Ureters are 25-30 cm long narrow tubes varying in diameter from 1mm to 10mm as they traverse down from renal pelvis to urinary bladder. Peristaltic contraction of muscular walls of ureter puts the urine towards bladder. When urinary bladder is full, the backflow of urine into the ureter is prevented as the oblique opening of ureter into bladder gets compressed. If this mechanism does not operate properly urinary infection can travel to kidney.

Urinary bladder:

It is a hollow muscular sac in the pelvic cavity posterior to public symphysis. In males, it is anterior to rectum. In females, it is anterior to vagina but inferior to uterus. Urinary bladder capacity is about 700-800 ml. In the bladder, there are 2 ureteral and one urethral opening called internal urethral orifice. The sphincter at internal urethral orifice is involuntary. Little further there is external urethral sphincter which is under voluntary control. (Fig.1)

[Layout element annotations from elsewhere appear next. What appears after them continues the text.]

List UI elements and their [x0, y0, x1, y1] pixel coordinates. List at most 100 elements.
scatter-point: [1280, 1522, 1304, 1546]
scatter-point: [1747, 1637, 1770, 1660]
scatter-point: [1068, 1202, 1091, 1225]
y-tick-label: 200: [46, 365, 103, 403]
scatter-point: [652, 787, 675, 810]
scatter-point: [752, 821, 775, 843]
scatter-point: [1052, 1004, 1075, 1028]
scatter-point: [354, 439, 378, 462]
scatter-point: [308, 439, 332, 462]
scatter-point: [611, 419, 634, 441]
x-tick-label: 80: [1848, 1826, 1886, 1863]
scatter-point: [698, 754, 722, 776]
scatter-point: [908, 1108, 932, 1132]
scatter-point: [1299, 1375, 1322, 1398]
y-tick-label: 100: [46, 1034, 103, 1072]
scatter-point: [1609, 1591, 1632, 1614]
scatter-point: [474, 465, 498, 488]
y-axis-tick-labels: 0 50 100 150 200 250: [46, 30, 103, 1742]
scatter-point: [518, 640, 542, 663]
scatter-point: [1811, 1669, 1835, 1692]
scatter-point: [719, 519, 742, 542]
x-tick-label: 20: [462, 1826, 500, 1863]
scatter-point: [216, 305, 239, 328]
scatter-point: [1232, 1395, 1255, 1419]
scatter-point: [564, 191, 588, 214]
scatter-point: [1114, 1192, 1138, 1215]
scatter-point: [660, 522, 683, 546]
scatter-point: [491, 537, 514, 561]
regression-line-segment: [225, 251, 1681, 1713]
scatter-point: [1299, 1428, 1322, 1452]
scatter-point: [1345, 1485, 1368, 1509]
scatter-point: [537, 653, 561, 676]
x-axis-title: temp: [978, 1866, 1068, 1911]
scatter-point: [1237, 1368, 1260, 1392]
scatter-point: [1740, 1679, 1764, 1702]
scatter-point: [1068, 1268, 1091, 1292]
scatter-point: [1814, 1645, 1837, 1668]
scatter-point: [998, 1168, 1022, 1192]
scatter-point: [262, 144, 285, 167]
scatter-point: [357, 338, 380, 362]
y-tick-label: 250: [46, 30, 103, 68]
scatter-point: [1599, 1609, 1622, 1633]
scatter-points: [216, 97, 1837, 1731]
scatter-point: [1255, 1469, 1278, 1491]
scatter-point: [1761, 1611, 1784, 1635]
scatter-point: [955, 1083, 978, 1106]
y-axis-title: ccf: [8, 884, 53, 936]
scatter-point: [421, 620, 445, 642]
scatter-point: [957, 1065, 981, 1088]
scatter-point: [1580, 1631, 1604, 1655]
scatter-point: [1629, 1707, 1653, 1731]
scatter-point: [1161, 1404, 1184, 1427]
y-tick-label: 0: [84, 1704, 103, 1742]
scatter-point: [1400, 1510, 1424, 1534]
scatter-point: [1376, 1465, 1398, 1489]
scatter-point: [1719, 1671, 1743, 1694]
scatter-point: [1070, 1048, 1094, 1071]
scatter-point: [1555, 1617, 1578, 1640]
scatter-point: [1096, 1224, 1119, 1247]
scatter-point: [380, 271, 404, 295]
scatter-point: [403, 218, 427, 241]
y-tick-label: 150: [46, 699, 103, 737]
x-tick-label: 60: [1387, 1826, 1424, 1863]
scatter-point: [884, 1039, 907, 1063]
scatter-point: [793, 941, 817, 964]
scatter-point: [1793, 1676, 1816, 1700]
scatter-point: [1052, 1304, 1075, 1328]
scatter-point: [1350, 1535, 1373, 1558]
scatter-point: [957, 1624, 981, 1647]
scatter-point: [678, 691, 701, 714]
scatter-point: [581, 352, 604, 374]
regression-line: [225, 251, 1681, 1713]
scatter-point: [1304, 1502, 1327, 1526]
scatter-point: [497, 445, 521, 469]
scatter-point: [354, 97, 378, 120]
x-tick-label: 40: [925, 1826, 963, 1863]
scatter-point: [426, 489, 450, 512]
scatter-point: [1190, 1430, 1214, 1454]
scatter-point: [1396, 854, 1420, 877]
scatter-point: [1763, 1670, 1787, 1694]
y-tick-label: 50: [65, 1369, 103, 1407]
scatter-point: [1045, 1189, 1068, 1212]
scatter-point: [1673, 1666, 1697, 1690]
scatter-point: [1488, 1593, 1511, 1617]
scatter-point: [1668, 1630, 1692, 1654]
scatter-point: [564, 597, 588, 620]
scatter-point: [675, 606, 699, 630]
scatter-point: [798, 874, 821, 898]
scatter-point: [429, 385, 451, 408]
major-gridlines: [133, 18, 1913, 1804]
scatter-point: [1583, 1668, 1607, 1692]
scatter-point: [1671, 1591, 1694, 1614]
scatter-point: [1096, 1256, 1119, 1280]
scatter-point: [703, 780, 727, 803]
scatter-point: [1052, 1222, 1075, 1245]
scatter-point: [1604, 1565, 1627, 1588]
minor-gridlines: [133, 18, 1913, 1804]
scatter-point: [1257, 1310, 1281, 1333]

When 300 to 400 ml urine collects in the bladder one gets a sensation of fullness and desire to urinate. Concomitantly, stretch receptors in the walls of bladders send nerve impulses to micturition centre in the sacral region (S2, S3) of spinal cord. Following that from micturition centre parasympathetic impulses travel to urinary bladder wall and internal urethral sphincter. Co-ordinated action of various muscles of bladder results into act of micturition. Micturition reflex has learned control by which cerebral cortex can initiate or delay micturition.

Urethra

In males, urethra passes through the prostate, through the muscles of perineum and ultimately through penis, a distance of about 20 cm. In males, semen is also discharged out through urethra. In females, it is short, about 4 cm in length and its external urethral orifice is located between clitoris and vaginal opening.